Então o Príncipe Kang acrescentou: “Na verdade, o mais urgente agora é afastar Cui Zixuan da capital de Shu... Neste incidente, ficamos tão passivos, mesmo tendo em mãos o pretexto para virar o jogo, e até o imperador pai disposto a ajudar, acabamos nesta situação por causa da interferência de Cui Zixuan. Portanto, se ele partir, tudo o que acontecer em Shu será decidido por nós!”

A imperatriz concordou profundamente, dizendo com o rosto fechado: “Sempre pensei assim.”

O Príncipe Kang continuou: “Segundo as informações que recebi, a família Cui de Boling já enviou uma figura importante para convocá-lo. Eles têm influência tanto em Wuyue quanto no centro do império, e o pós-Shu é apenas um campo de observação para eles. Pelo que sei, parece que a família Cui está enfrentando um grande problema e precisam urgentemente que Cui Zixuan, o herdeiro, retorne para resolver. Ou seja, ele partirá de Shu em breve!”

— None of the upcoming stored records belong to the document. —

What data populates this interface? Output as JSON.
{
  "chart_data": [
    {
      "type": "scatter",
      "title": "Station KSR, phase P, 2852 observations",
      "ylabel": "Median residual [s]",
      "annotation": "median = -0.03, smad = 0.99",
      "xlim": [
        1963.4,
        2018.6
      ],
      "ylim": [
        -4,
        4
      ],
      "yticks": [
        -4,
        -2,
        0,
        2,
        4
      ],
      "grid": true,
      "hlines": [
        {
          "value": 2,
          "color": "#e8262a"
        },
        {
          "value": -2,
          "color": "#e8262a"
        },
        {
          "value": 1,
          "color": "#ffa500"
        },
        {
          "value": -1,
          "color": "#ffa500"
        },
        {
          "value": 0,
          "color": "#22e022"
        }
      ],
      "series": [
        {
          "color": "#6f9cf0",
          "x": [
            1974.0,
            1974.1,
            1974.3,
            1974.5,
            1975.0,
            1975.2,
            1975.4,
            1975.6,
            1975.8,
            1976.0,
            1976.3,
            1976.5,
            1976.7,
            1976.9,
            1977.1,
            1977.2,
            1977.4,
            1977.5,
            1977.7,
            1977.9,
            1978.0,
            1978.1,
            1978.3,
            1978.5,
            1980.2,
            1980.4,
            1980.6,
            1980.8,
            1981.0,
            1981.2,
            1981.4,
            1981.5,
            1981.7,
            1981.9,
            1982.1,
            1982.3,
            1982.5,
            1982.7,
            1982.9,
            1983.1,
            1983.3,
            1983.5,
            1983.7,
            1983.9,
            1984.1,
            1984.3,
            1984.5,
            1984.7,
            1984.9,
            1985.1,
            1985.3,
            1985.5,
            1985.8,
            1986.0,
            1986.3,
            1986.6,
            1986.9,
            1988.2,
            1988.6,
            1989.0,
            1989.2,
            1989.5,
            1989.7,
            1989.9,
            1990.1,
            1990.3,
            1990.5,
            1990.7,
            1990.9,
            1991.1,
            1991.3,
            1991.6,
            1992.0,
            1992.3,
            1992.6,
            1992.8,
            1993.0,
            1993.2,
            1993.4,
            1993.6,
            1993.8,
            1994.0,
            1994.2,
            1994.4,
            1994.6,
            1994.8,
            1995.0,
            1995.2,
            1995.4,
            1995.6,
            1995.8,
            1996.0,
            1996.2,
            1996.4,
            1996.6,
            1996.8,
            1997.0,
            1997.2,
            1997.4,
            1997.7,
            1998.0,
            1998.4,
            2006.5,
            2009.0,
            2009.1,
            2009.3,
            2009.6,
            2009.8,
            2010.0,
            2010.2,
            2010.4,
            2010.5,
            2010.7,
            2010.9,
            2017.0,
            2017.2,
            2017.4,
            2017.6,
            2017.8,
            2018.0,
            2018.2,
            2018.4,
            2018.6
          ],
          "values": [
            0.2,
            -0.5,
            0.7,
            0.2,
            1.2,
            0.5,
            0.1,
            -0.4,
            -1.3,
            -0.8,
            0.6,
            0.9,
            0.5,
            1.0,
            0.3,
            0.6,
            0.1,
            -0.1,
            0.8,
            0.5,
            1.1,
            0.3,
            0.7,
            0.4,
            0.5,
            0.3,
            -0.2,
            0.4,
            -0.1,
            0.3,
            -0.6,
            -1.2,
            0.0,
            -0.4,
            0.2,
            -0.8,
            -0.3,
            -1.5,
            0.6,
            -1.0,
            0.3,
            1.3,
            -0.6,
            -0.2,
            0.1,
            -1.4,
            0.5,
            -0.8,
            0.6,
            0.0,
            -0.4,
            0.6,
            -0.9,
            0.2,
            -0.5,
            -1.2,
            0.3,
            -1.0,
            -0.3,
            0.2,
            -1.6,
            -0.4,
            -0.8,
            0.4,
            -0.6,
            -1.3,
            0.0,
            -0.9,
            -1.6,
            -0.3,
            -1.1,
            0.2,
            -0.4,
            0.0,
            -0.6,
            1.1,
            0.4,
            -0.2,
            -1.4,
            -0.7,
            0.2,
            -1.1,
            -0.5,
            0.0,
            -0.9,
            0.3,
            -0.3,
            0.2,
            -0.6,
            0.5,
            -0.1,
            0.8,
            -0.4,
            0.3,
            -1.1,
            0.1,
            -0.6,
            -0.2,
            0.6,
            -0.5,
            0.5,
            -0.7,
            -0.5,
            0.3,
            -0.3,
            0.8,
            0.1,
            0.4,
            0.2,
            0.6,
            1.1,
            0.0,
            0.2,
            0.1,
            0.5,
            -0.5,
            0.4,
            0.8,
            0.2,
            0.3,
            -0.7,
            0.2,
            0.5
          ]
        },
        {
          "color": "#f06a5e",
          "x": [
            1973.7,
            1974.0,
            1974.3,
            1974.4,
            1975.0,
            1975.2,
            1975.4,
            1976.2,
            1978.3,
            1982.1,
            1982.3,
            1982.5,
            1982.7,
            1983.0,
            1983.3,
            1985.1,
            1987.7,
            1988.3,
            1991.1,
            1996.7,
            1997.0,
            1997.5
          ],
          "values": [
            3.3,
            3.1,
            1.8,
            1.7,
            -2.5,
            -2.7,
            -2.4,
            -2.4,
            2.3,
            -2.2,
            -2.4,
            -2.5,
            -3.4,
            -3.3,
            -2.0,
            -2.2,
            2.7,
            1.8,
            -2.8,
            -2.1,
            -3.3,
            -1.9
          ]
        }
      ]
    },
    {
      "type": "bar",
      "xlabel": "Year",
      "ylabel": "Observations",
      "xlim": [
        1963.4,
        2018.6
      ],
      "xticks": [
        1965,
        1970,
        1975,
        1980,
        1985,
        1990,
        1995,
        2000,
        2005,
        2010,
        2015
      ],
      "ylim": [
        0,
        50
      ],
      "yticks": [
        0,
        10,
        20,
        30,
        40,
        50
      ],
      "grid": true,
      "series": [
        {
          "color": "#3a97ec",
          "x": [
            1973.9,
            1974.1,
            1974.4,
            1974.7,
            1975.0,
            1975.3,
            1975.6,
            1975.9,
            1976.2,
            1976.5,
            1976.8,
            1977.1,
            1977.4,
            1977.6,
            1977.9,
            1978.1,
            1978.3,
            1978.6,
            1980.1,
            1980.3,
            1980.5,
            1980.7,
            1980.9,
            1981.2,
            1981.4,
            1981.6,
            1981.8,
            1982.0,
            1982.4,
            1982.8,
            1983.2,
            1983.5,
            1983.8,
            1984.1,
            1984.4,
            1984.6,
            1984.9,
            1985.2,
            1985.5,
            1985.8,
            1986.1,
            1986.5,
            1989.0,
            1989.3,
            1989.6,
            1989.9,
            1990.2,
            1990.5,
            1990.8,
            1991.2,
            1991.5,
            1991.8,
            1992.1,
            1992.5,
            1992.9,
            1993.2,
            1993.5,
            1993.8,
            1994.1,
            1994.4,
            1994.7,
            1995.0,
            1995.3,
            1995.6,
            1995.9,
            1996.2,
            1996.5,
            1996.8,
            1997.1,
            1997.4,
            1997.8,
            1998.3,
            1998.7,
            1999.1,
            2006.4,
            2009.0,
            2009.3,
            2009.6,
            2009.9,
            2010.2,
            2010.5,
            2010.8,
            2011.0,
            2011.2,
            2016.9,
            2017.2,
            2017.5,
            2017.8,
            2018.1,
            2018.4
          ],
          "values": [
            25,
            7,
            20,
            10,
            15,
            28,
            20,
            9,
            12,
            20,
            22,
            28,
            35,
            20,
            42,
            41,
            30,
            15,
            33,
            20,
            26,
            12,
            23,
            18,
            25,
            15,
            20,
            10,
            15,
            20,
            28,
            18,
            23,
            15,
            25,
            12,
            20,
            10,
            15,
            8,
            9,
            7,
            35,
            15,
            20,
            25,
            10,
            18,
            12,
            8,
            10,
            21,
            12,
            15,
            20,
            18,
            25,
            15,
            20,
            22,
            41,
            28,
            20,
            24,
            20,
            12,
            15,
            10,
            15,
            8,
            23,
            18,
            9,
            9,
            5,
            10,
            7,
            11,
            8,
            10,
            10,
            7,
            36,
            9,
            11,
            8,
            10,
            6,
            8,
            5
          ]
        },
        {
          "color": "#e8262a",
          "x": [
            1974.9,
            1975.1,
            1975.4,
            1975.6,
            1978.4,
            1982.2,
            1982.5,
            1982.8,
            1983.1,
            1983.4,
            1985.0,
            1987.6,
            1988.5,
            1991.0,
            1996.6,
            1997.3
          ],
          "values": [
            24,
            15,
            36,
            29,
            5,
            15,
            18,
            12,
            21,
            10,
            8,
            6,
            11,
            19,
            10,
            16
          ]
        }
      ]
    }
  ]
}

A imperatriz não esperava receber notícia tão boa. Imediatamente, levantou-se abruptamente, virou-se para o Príncipe Kang e perguntou excitada: “É verdade?”

O Príncipe Kang assentiu com seriedade: “Não há dúvida!”

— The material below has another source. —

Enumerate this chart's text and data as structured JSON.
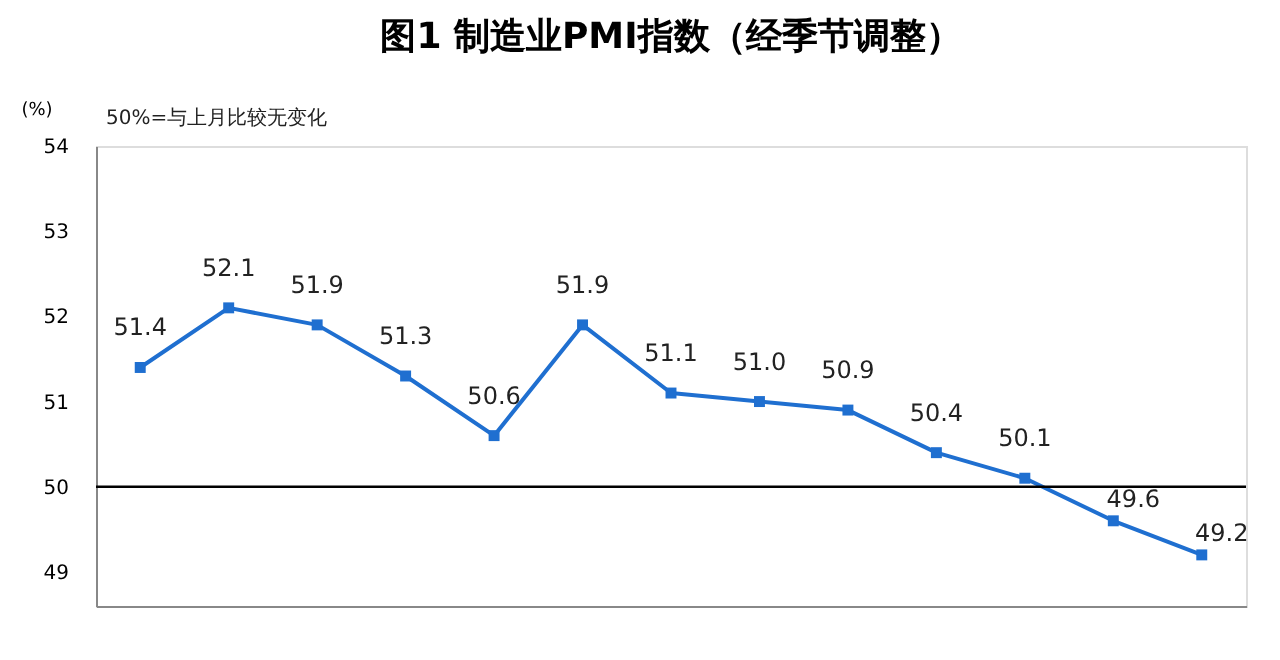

A imperatriz regozijou-se. Entrelaçando as mãos sobre o peito, deu voltas curtas pelo salão e murmurou: “Ótimo, ótimo, ótimo! Basta que ele vá embora, basta que ele vá embora...” Estava tão emocionada que mal conseguia articular as palavras.

...

Enquanto isso, Cui Zixuan e Jiang Mi já passeavam pelas ruas há um bom tempo.

Jiang Mi, voltando-se humildemente para Cui Zixuan, disse: “Senhor Cui, já está ficando tarde...” Achava que se expressara com delicadeza e, temendo não ser compreendida, ainda lançou um olhar para o sol, fingindo ingenuidade.

Na verdade, não haviam passado sequer meia hora desde que saíram.

Cui Zixuan já estava de bom humor, mas ao ouvir Jiang Mi, seus olhos voltaram a se semicerrar lentamente.

Observou Jiang Mi por um instante. O rosto dela estava corado, a expressão viva, mas toda vez que um transeunte lançava um olhar mais longo, ela encolhia-se instintivamente.

Então, Cui Zixuan cruzou as mãos nas costas e disse com calma: “De fato, não é cedo...” Vendo que os olhos de Jiang Mi brilharam, ele perguntou com gentileza: “A-Mi está com pressa para voltar a praticar a dança?”

Ao ver Jiang Mi empalidecer e negar apressadamente, Cui Zixuan continuou, ainda mais amável: “Então A-Mi está cansada, não é? Por acaso, estamos perto da Plataforma Tianluo, e conheço ali um restaurante excelente. Venha, eu a convido para comer.” Dito isso, ele segurou a mão delicada de Jiang Mi.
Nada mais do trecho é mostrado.